Public Health and City Planning

Housing and city planning have larger affects than most people today notice. Just because people aren’t homeless, doesn’t mean that their living situations are suitable or even reasonable. Around the 1970’s there was a large destruction of the South Bronx minority community. Minority communities and ghettos were looked upon as “obstacles” by policy makers.

The overcrowding of these communities, combined with the fact that there was no one who stood up for their basic needs, lead to many negative health repercussions. One of the most obvious violations of rights for the people living in these communities was the lack of fire stations, despite the fact that the overcrowded areas had a higher chance of incident. The fact that while forty-five fire houses were recommended to be open, yet only four were re-established in predominantly white neighborhoods, highlights the idea that minority communities were discriminated against to the point where they were in danger.

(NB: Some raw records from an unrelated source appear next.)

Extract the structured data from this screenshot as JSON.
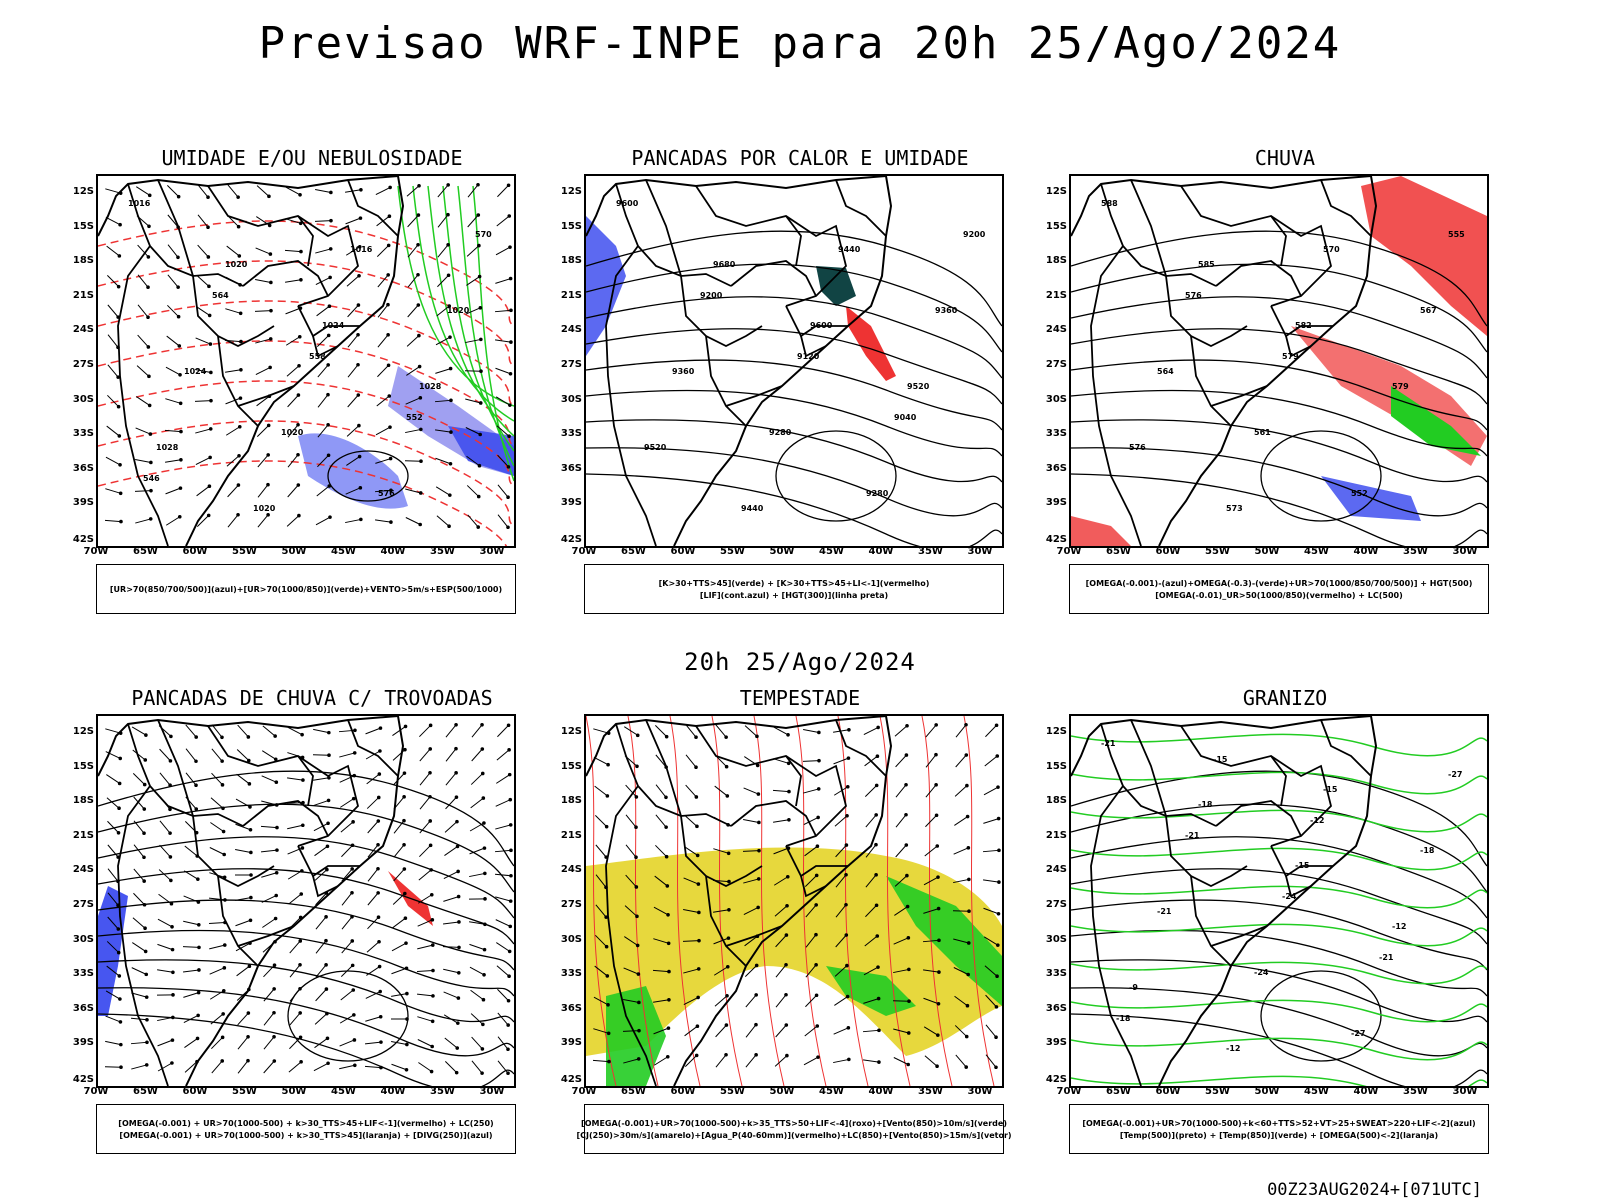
{
  "title": "Previsao WRF-INPE  para 20h 25/Ago/2024",
  "mid_title": "20h 25/Ago/2024",
  "footer": "00Z23AUG2024+[071UTC]",
  "lat_labels": [
    "12S",
    "15S",
    "18S",
    "21S",
    "24S",
    "27S",
    "30S",
    "33S",
    "36S",
    "39S",
    "42S"
  ],
  "lon_labels": [
    "70W",
    "65W",
    "60W",
    "55W",
    "50W",
    "45W",
    "40W",
    "35W",
    "30W"
  ],
  "colors": {
    "blue": "#3344ee",
    "lavender": "#8888ee",
    "green": "#22cc22",
    "red": "#ee3333",
    "dark_teal": "#114444",
    "yellow": "#e6d633",
    "orange": "#ee7722"
  },
  "panels": [
    {
      "title": "UMIDADE E/OU NEBULOSIDADE",
      "legend": [
        "[UR>70(850/700/500)](azul)+[UR>70(1000/850)](verde)+VENTO>5m/s+ESP(500/1000)"
      ],
      "labels": [
        "1016",
        "1020",
        "1024",
        "1028",
        "1028",
        "1020",
        "1016",
        "1020",
        "1024",
        "1020",
        "576",
        "570",
        "564",
        "558",
        "552",
        "546"
      ]
    },
    {
      "title": "PANCADAS POR CALOR E UMIDADE",
      "legend": [
        "[K>30+TTS>45](verde) + [K>30+TTS>45+LI<-1](vermelho)",
        "[LIF](cont.azul) + [HGT(300)](linha preta)"
      ],
      "labels": [
        "9600",
        "9680",
        "9600",
        "9520",
        "9520",
        "9440",
        "9440",
        "9360",
        "9360",
        "9280",
        "9280",
        "9200",
        "9200",
        "9120",
        "9040"
      ]
    },
    {
      "title": "CHUVA",
      "legend": [
        "[OMEGA(-0.001)-(azul)+OMEGA(-0.3)-(verde)+UR>70(1000/850/700/500)] + HGT(500)",
        "[OMEGA(-0.01)_UR>50(1000/850)(vermelho) + LC(500)"
      ],
      "labels": [
        "588",
        "585",
        "582",
        "579",
        "576",
        "573",
        "570",
        "567",
        "564",
        "561",
        "552",
        "555",
        "576",
        "579"
      ]
    },
    {
      "title": "PANCADAS DE CHUVA C/ TROVOADAS",
      "legend": [
        "[OMEGA(-0.001) + UR>70(1000-500) + k>30_TTS>45+LIF<-1](vermelho) + LC(250)",
        "[OMEGA(-0.001) + UR>70(1000-500) + k>30_TTS>45](laranja) + [DIVG(250)](azul)"
      ],
      "labels": []
    },
    {
      "title": "TEMPESTADE",
      "legend": [
        "[OMEGA(-0.001)+UR>70(1000-500)+k>35_TTS>50+LIF<-4](roxo)+[Vento(850)>10m/s](verde)",
        "[CJ(250)>30m/s](amarelo)+[Agua_P(40-60mm)](vermelho)+LC(850)+[Vento(850)>15m/s](vetor)"
      ],
      "labels": []
    },
    {
      "title": "GRANIZO",
      "legend": [
        "[OMEGA(-0.001)+UR>70(1000-500)+k<60+TTS>52+VT>25+SWEAT>220+LIF<-2](azul)",
        "[Temp(500)](preto) + [Temp(850)](verde) + [OMEGA(500)<-2](laranja)"
      ],
      "labels": [
        "-21",
        "-18",
        "-15",
        "-12",
        "-9",
        "-12",
        "-15",
        "-18",
        "-21",
        "-24",
        "-27",
        "-27",
        "-21",
        "-24",
        "-21",
        "-18",
        "-15",
        "-12"
      ]
    }
  ]
}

These neighborhoods in general, being in such poor condition, prove to have other negative health affects as well. A “casual association” has been made “between mental illness and the process of social disintegration.” It wasn’t merely the fact that it was overcrowded, it was the fact that minorities were forced into these communities because of their social status. The social environment plays just as big of a part on health as the physical environment does. Stress, among other heavy reactions, can have a serious toll on people throughout their life times.

City planning, as we all know, is a difficult thing. Balancing between creating a city landscape people want to live in with maintaining a level of adequate housing is not easy. But as we see from the past overcrowding individuals into small, hardly kept communities can have massive affects on those people as a whole.